Here is the catch: I have to prepare my resume. OK, so I KNOW that this is a necessary document for the betterment of my future. In fact, my university requires that all graduates submit them before they can receive their diploma. However, I have not prepared a resume for employment-type purposes for.... about... oh say... nine years? In those nine-ish years, I have worked for the same company albeit not in the same job position.
In preparation for this, I have borrowed my father's book, "Resumes! Resumes! Resumes!" It is indeed as exciting as it sounds. I have a copy worked up right now, but I will have him review it for me. It's always good to get the perspective of someone who has actually used resumes to make hiring decisions.

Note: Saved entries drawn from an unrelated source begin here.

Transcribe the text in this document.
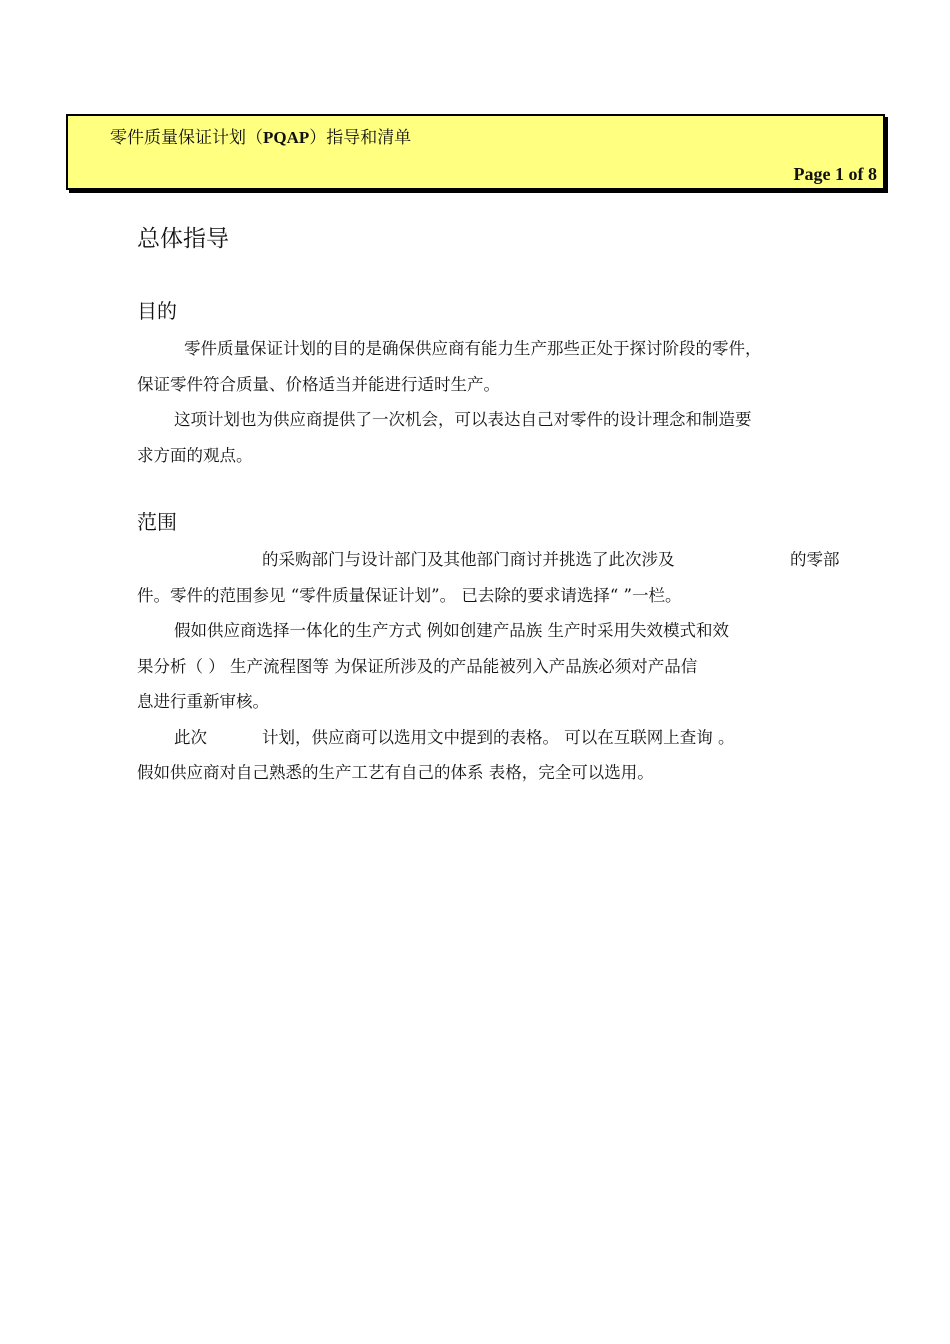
零件质量保证计划（PQAP）指导和清单
Page 1 of 8
总体指导
目的
零件质量保证计划的目的是确保供应商有能力生产那些正处于探讨阶段的零件，
保证零件符合质量、价格适当并能进行适时生产。
这项计划也为供应商提供了一次机会，可以表达自己对零件的设计理念和制造要
求方面的观点。
范围
的采购部门与设计部门及其他部门商讨并挑选了此次涉及	的零部
件。零件的范围参见 “零件质量保证计划”。 已去除的要求请选择“ ”一栏。
假如供应商选择一体化的生产方式 例如创建产品族 生产时采用失效模式和效
果分析（ ） 生产流程图等 为保证所涉及的产品能被列入产品族必须对产品信
息进行重新审核。
此次	计划，供应商可以选用文中提到的表格。 可以在互联网上查询 。
假如供应商对自己熟悉的生产工艺有自己的体系 表格，完全可以选用。
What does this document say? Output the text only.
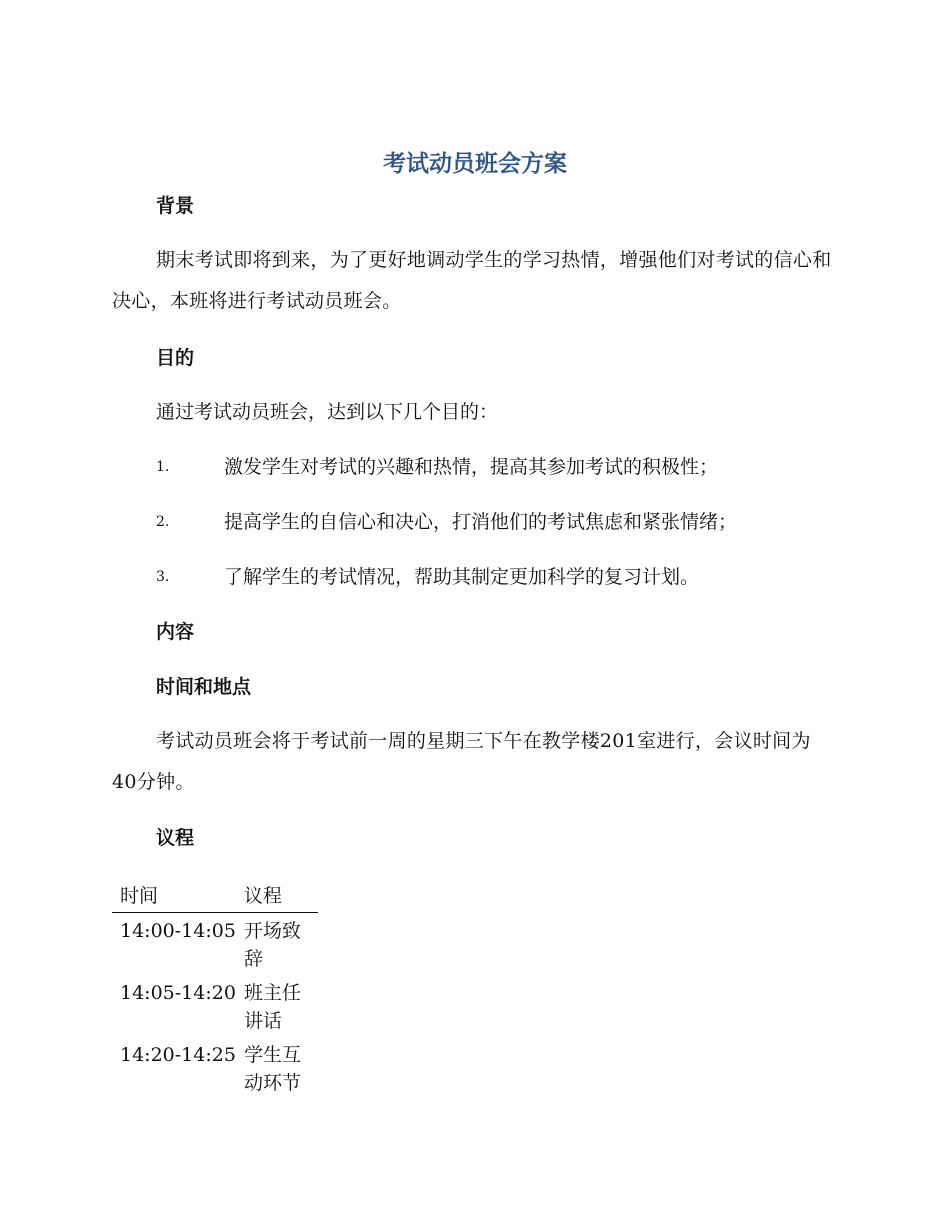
考试动员班会方案
背景
期末考试即将到来，为了更好地调动学生的学习热情，增强他们对考试的信心和决心，本班将进行考试动员班会。
目的
通过考试动员班会，达到以下几个目的：
1.	激发学生对考试的兴趣和热情，提高其参加考试的积极性；
2.	提高学生的自信心和决心，打消他们的考试焦虑和紧张情绪；
3.	了解学生的考试情况，帮助其制定更加科学的复习计划。
内容
时间和地点
考试动员班会将于考试前一周的星期三下午在教学楼201室进行，会议时间为40分钟。
议程
时间	议程
14:00-14:05	开场致辞
14:05-14:20	班主任讲话
14:20-14:25	学生互动环节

As a spelling/grammatical note, you may have noticed that I did not use the appropriate accent mark for the word resume. This is because I am lazy and I hate trying to locate the symbol notations in Blogger. If this really bothers you, you must be naive. (Ha-HA!)
In all honesty, I'm even sure what qualifications they are looking for as there has been no formal posting. Will my experiences and skills be enough? They certainly should be. Can I compete with other applicants? I don't know who else will apply, but I would like to think that I'm just as capable as the next person. Will there be interviews? If there are tons of applicants, probably. Although, I am not certain if this is a paid internship or not. This may have an effect on the applicant pool.
In the end, I need to think positively. Even if I don't end up getting the internship, the process is still useful practice for next year when I start looking for real jobs. If I did by some crazy lucky charm chance get the position, it would be an amazing item to have on my resume in the future, to say nothing of the experience itself and how it could prepare me for a brand spanking new type of workplace environment.
One important thing that has shown me even at this early stage of the game is that I am starting to face the reality that my tenure at my current company is nearing an end-date. True, I don't know EXACTLY when that will be, but it is starting to sink in that this degree I am pursuing is the key to a whole new realm of possibilities in my career-life.
Will I become a corporate archivist for a Fortune-500 company or will I end up shelving books at the Myrtle Mabee Library in Belgrade, MN? At this point, it is anyone's guess. There is always my father's suggestion that I work for the Vatican. Or wait, was he pushing for Flagstaff, AZ? Wait and see!!!!